NURSING chiefs have summoned Southampton hospital bosses to urgent talks after the Daily Echo revealed waiting times in the city’s accident and emergency department have rocketed.

The Royal College of Nursing (RCN) is concerned about the failure of Southampton General Hospital to meet a key target – to treat 95 per cent of patients in casualty within four hours.

Just three weeks ago A&E treated only 60.4 per cent of patients within the four-hour target – with 741 patients forced to wait longer, which is almost a 700 per cent rise on the same week last year.

Hospital bosses have blamed an “extremely busy and prolonged winter” for creating sustained pressure on resources, with an “exceptional” increase in numbers of patients during the week in April.

It comes after the Daily Echo exclusively revealed that the hospital had been stretched to the limit and overwhelmed with patients during the winter months.

The Echo reported figures that showed the hospital was put on its most extreme alert more times than ever before and how the accident and emergency department failed to meet the 95 per cent within four hours target for 46 consecutive weeks.

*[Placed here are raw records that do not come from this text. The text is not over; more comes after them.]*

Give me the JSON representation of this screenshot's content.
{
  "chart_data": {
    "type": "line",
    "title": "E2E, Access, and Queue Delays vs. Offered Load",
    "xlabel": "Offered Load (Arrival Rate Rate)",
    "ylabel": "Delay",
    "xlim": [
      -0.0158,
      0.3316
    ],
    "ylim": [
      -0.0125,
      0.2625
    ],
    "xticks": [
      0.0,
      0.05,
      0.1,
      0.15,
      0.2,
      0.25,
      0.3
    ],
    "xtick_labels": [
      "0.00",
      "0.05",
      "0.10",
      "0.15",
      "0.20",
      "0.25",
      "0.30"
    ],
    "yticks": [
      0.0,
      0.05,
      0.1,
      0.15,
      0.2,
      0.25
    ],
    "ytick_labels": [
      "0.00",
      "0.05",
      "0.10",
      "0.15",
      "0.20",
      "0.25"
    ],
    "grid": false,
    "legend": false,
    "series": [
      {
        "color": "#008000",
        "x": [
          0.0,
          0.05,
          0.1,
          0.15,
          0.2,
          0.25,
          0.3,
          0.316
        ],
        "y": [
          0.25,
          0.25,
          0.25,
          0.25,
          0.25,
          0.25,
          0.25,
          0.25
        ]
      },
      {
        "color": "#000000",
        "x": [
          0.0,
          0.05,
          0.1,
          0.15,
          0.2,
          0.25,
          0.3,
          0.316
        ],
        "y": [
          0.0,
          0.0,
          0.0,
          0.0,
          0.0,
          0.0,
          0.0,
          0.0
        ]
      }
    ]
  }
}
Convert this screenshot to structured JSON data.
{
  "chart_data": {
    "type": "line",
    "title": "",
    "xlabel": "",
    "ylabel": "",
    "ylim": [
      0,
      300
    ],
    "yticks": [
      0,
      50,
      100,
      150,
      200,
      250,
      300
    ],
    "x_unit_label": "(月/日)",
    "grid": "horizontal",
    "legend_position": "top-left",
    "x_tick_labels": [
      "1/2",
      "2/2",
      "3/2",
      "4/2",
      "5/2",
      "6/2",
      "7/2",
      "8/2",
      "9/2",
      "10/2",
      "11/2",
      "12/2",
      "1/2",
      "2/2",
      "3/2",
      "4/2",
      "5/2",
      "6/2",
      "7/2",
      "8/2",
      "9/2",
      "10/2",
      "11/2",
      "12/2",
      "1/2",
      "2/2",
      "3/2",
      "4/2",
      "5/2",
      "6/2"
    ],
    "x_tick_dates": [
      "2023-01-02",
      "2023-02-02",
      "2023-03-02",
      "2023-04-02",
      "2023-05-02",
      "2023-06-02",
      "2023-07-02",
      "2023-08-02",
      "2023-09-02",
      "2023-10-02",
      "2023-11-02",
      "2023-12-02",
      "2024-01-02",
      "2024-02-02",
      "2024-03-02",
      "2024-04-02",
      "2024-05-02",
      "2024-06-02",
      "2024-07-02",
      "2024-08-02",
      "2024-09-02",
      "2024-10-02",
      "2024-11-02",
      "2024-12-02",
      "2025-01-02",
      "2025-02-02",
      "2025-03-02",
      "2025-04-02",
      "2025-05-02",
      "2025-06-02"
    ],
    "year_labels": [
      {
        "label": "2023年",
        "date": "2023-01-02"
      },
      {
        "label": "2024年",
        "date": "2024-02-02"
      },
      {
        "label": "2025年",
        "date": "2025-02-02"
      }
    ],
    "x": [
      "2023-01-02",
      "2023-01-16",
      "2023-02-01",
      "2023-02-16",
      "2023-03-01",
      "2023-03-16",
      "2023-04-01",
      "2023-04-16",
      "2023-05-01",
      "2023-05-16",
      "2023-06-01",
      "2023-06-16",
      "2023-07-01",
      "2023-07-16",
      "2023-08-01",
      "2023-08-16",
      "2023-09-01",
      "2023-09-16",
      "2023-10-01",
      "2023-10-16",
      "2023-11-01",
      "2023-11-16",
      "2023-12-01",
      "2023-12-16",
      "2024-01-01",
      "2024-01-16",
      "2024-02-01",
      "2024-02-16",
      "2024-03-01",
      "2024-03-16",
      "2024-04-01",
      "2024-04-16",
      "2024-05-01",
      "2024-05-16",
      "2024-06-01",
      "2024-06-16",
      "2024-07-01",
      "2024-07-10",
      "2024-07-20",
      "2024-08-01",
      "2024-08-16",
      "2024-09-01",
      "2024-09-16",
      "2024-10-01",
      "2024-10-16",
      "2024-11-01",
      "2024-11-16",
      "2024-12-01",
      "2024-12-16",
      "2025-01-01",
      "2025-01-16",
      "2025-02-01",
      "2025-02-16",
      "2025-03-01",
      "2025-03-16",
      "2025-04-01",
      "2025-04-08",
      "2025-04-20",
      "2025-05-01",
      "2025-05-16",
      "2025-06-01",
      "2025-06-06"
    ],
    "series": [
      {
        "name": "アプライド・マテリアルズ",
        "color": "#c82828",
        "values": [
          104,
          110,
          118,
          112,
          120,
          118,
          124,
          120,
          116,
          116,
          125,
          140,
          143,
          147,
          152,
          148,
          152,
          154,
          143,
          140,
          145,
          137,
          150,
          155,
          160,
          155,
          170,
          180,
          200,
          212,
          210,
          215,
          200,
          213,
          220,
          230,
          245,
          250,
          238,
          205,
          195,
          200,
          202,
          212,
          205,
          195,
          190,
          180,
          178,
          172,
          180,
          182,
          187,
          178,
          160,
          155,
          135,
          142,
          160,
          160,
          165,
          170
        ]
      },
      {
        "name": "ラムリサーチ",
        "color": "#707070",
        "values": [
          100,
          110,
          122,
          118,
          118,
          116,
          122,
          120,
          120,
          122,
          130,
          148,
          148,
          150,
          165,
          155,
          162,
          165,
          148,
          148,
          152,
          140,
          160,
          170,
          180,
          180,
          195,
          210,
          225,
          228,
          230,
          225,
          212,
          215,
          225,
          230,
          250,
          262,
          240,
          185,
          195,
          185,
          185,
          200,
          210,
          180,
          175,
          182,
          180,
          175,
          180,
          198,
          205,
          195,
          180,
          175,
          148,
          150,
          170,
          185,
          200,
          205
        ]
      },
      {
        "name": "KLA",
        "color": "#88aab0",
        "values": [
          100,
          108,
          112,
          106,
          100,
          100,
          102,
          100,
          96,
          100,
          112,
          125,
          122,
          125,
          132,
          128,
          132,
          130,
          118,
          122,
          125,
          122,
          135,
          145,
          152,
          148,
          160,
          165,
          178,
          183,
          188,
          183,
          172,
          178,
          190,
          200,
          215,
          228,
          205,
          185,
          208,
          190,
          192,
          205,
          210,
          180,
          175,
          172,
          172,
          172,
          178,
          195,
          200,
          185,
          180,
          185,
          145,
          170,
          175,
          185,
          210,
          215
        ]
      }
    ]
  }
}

Between December and February bosses were forced to put the hospital on black alert a record 27 times and between April 2012 and February 2013, almost a quarter of patients – 19,193 – in accident and emergency department were not seen within four hours.

The RCN is seeking “urgent” talks with hospital bosses to find out why this is happening.

Patricia Marquis, south east regional director of the RCN, said: “It isn’t clear why the situation is getting worse. It is probably the culmination of several factors causing these problems and we will be seeking urgent talks with the trusts involved to try and find out what is going so wrong.”

Hospital bosses said the reason for such poor performance in the week ending April 7 was because casualty was getting 430 patients a day – 130 more than normal.

However, as the Daily Echo has reported, concerns over waiting times in the accident and emergency department over the past year forced chiefs to call in a NHS task force to identify an action plan.

In a statement Judy Gillow, director of nursing at the hospital, said: “As one of the largest acute hospital trusts in the country incorporating a major trauma centre for the critically and seriously injured, we treat around 300 patients in the emergency department every day and it is necessary to prioritise based on clinical need.

“Following an extremely busy and prolonged winter, which created a sustained period of pressure on resources in urgent and elderly care as well as across our hospitals as a whole, waiting times have been higher than we would want or normally expect.”